Ces « morts collatéraux », c’est ce qui inquiète le plus le personnel soignant nigérian. « La lutte contre le Covid se fait au dépend d’autres maladies », souligne Abayomi Sule, consultant médical à Lagos. « Nous avons déjà beaucoup de problèmes sanitaires à gérer. Les campagnes d’immunisation et de vaccinations sont perturbées et moins de gens vont à l’hôpital », s’inquiète-t-il.

Les maladies respiratoires, mais aussi le paludisme, le VIH, font déjà des centaines de milliers de morts au Nigeria chaque année, mais ils restent bien souvent invisibles: la grande majorité des décès ne sont jamais déclarés et aucune donnée ni estimation officielle n’est disponible.

– Quelles conséquences sur le personnel médical? –

L’Organisation mondiale de la Santé (OMS) estime que la proportion de médecins est de 0,3 pour 1.000 habitants au Nigeria (35.000 pour 200 millions d’habitants environ), alors que le pays aurait besoin d’au moins 237.000 médecins.

Le Nigeria, comme de nombreux pays en Afrique, a confiné sa population au tout début de l’épidémie, mais pour des raisons économiques, ce n’était pas tenable.

« Ici on n’aura pas de première, de seconde vague, les cas vont juste continuer à augmenter, augmenter… Jusqu’à quand ? », se désespère la virologue Dr Adeola Fowotade. « On manque déjà cruellement de médecins dans ce pays, et là, beaucoup menacent de rendre leur blouse pour aller travailler en Grande-Bretagne ou ailleurs ».

Le Nigeria a connu plusieurs grèves de médecins depuis le début de l’épidémie, pour dénoncer le manque de matériel de protection. De nombreux patients ont d’ailleurs été refoulés à l’entrée de certains hôpitaux, car le personnel médical craignait qu’ils aient le coronavirus.
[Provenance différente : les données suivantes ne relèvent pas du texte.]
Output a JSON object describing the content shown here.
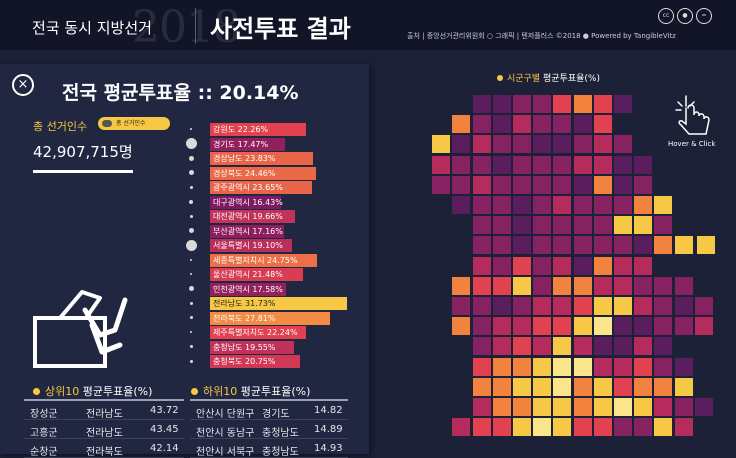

La Dr Folakemi Ezenwanne vient de terminer sa mission de quatre mois dans un centre d’isolement à Lagos. « Nous ne pouvions pas rentrer chez nous, c’était le plus dur psychologiquement », confie cette mère de deux jeunes enfants.

Mais après une « très courte pause », elle veut retourner au plus vite dans les hôpitaux. « Je suis passionnée par la santé publique, je ne peux pas arrêter de travailler ».